Queen's 2017: Kyle Edmund loses to Denis Shapovalov in first round
|2017 Aegon Championships|
|Venue: Queen's Club, London Dates: 19-25 June|
|Coverage: Comprehensive live coverage on BBC One, BBC Two, Red Button, Connected TV and online daily|
Canadian teenager Denis Shapovalov upset British number two Kyle Edmund with a terrific performance on day one of the Aegon Championships in London.
Shapovalov, 18, won 7-6 (7-4) 4-6 6-4 at Queen's Club and goes on to face Czech seventh seed Tomas Berdych.
This was the biggest win of the Wimbledon junior champion's burgeoning career, and a setback for Edmund, 22.
The Briton is ranked 146 places higher than Shapovalov at 47th and reached the quarter-finals at Queen's last year.

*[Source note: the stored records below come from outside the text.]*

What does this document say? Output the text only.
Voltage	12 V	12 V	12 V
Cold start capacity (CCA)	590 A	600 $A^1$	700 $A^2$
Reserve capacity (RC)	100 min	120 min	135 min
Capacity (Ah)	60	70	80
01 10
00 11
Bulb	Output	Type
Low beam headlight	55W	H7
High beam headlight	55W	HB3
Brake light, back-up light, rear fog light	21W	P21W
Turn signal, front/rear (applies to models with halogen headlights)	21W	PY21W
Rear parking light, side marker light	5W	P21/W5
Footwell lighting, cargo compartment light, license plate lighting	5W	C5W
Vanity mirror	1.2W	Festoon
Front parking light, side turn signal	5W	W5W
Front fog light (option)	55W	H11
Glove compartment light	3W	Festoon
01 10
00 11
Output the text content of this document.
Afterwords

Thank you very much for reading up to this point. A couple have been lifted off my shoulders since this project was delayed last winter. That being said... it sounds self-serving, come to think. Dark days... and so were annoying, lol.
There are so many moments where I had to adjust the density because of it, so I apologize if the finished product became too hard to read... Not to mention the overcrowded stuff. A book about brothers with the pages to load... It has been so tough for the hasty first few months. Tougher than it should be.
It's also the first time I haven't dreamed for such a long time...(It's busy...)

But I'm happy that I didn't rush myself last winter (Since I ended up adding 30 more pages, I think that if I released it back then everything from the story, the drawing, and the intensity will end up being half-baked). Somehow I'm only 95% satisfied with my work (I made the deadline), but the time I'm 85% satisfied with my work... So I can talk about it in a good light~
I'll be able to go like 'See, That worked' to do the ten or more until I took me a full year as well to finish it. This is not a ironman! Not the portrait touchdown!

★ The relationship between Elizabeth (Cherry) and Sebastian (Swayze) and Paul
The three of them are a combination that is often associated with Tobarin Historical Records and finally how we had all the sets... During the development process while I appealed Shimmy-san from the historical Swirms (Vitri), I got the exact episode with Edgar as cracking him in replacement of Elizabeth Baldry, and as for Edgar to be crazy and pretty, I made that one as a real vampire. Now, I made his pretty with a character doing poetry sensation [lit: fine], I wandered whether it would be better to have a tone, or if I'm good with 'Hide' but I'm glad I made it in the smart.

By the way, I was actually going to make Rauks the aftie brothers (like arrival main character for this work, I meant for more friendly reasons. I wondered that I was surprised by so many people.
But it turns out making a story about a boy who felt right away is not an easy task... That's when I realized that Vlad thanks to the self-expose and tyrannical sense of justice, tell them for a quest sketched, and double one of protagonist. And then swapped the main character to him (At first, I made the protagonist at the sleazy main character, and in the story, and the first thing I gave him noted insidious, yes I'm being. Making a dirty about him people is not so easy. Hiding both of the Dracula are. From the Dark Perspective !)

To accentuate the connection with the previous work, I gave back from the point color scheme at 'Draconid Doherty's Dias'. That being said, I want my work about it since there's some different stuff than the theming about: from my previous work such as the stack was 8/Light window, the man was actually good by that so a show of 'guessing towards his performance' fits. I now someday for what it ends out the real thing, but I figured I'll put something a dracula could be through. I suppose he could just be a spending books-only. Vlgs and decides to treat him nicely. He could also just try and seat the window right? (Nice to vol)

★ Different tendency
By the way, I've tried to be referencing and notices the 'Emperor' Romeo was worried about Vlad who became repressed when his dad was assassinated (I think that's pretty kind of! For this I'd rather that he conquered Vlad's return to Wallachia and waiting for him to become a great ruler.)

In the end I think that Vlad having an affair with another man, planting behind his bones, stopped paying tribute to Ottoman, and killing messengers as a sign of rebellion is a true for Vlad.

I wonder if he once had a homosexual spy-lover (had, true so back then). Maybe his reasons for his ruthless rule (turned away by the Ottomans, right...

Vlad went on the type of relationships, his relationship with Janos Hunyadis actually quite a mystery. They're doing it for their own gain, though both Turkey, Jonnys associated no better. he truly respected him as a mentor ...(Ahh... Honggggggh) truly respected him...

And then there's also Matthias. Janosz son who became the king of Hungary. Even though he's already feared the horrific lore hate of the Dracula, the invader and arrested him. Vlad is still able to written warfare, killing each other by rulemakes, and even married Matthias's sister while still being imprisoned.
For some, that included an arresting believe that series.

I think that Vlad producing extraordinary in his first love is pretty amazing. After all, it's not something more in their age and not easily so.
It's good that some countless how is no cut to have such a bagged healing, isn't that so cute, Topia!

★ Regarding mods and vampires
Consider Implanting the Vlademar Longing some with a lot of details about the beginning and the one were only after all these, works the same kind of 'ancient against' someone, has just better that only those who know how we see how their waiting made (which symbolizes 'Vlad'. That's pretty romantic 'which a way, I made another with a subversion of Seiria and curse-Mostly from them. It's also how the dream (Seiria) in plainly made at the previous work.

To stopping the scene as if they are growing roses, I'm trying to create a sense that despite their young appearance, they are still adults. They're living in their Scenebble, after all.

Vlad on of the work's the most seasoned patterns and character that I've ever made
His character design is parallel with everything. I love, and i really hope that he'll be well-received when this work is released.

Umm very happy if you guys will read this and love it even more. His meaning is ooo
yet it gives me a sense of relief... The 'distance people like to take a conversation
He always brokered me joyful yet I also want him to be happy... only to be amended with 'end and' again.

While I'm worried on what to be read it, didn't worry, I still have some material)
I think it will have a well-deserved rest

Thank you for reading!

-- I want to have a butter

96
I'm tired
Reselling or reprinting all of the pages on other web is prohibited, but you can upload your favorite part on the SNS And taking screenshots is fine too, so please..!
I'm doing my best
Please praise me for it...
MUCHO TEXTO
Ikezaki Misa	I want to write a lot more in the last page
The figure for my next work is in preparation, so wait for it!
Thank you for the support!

"It's definitely one of the biggest wins," the Canadian wildcard told BBC Sport.
"Kyle is an unbelievable player.
"It's just incredible, the feelings I have being able to play on Centre Court like this in front of thousands of people and against such a great player."
Monday's encounter was a rematch of a Davis Cup contest in February, which ended when Shapovalov was defaulted for hitting a ball in frustration that fractured umpire Arnaud Gabas's eye socket.
"Before the match I felt pretty tight," said Shapovalov.
"Once I got into it, it was fine. I didn't have many thoughts except I was thinking 'please don't do anything dumb this match. So many cameras on me'.
"But I didn't really think about the incident. It was a new match. It's behind me now."
Grigor Dimitrov and Jo-Wilfried Tsonga also progressed on the opening day at Queen's, but Nick Kyrgios retired with an injury.
The Australian ninth seed aggravated a hip problem when he slipped at the baseline while playing Donald Young, but is optimistic he will recover for Wimbledon.
Bulgarian sixth seed Dimitrov, champion in 2014, beat American Ryan Harrison 6-3 6-1, and fifth seed Tsonga beat fellow Frenchman Adrian Mannarino 6-2 6-2.
Reigning champion Andy Murray plays compatriot Aljaz Bedene on Tuesday.
Pressure tells on Edmund
With an on-court temperature well in excess of 30C, Shapovalov kept a cooler head with the match on the line against the more experienced Edmund.
The Canadian showed why he is widely tipped to build on last year's Wimbledon junior title with an impressive display.
His attacking style, swinging left-handed serve and single-handed backhand brought him only his second win on the ATP Tour.
He took a tight opening set on the tie-break before dropping serve to love with a loose game at the start of the second.
Edmund served his way to one set all but was playing catch-up serving second in the decider, and the pressure told.
Two double-faults in a row saw him slip 0-40 - and three match points - down, and Shapovalov converted the third when the Briton framed a forehand.
"He held at four-all, and then I think I made an unforced error on the first point and two double faults. That's basically it," said Edmund.
"It doesn't help when you haven't got much margin for error if you lose those points. But it's a tennis match, so I've just got to try to not do it again."
Edmund is playing doubles with Australian Thanasi Kokkinakis at Queen's Club, and will head to Eastbourne next week for his final tournament before Wimbledon.
The Briton has a 3-10 career record on grass at the top level and has yet to win in four attempts in the main draw at Wimbledon.
"It's just one match at a time," he said. "I have lost matches on grass, I have won matches on grass.
"So I don't think grass has anything to do with it. It's the same for everyone."